I'm not saying that credentials are bad but rather that they don't seem to reflect competence or ability. In other words, they're not necessarily good proxies for those other attributes.


We had the worldwide hq of a major engineering firm in our town and one of the VP's actually lived on his ranch off of our back fence.

He started out as one of the 'wheelbarrow' boys and his last stint before they put him into the VP suite was bossing the Cape Canaveral project building the infrastructure for Apollo.

He only had formal education through the 8th grade.

One of the stories that I'd heard about him was that he was talking to a cat operator on the Canaveral project, telling him what was needed for a particular area. The cat op told him "that can't be done." Old Al told him to "get your ass out of that seat and I'll show you how it's done." Which he then did.

I applied for an internship there - assisting in computer modeling for a hydrology project - and one of the old guys was still there. What they were trying to do was get a computer system to model what this guy did with his own brain. I didn't get the internship but I did run into the sponsor a few years later. I asked him how they were doing and he said he wished John hadn't retired. Because he got it right about 90% of the time and the new models and computer types and mbas couldn't seem to break the 50% mark. But they all had college degrees.

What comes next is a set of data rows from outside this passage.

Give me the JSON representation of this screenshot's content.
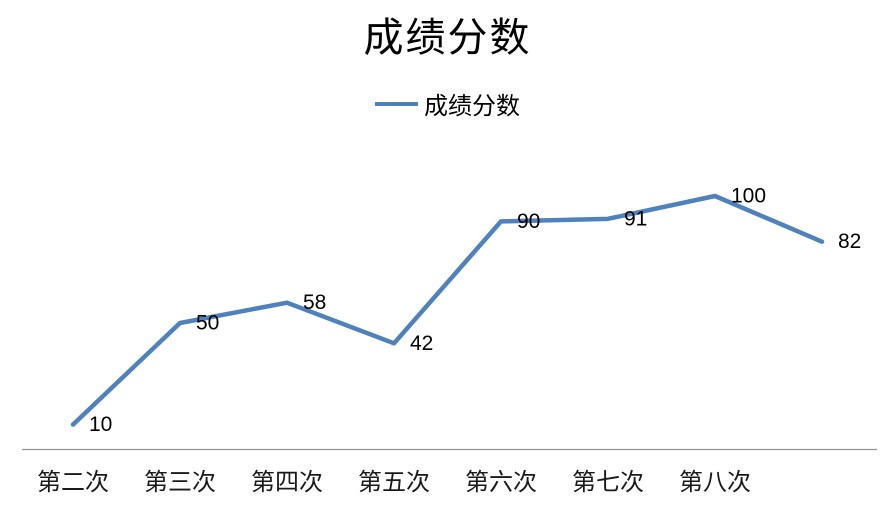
{
  "chart_data": {
    "type": "line",
    "title": "成绩分数",
    "categories": [
      "第二次",
      "第三次",
      "第四次",
      "第五次",
      "第六次",
      "第七次",
      "第八次",
      ""
    ],
    "series": [
      {
        "name": "成绩分数",
        "values": [
          10,
          50,
          58,
          42,
          90,
          91,
          100,
          82
        ]
      }
    ],
    "data_labels": [
      10,
      50,
      58,
      42,
      90,
      91,
      100,
      82
    ],
    "legend_position": "top",
    "grid": false,
    "y_axis_visible": false,
    "ylim": [
      0,
      120
    ],
    "colors": {
      "series_line": "#4F81BD",
      "axis_line": "#919191",
      "label_text": "#000000",
      "category_text": "#1a1a1a",
      "background": "#ffffff"
    }
  }
}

The company later went down the tubes because the Board hired a guy who had led two previous companies INTO bankruptcy. I've never figured out why you'd ever hire a guy with that kind of record, but it does seem chronic in Corporate America. That CEO got a massive benefits package and it took two more acquisitions and bankruptcies to strip his Golden Parachute. He was such an incompetent that a friend of mine quipped that he "coulda bankrupted the company for half the price and taken twice as long to do it!"

c. andrew

Gus Van Horn said...

C.,

Love that quip!

Your story highlights the other side of the coin of credentialism: Not only can going after credentials artificially limit an individual's aspirations, but attempting to use them as a proxy for competence can artificially limit the talent pool of job candidates.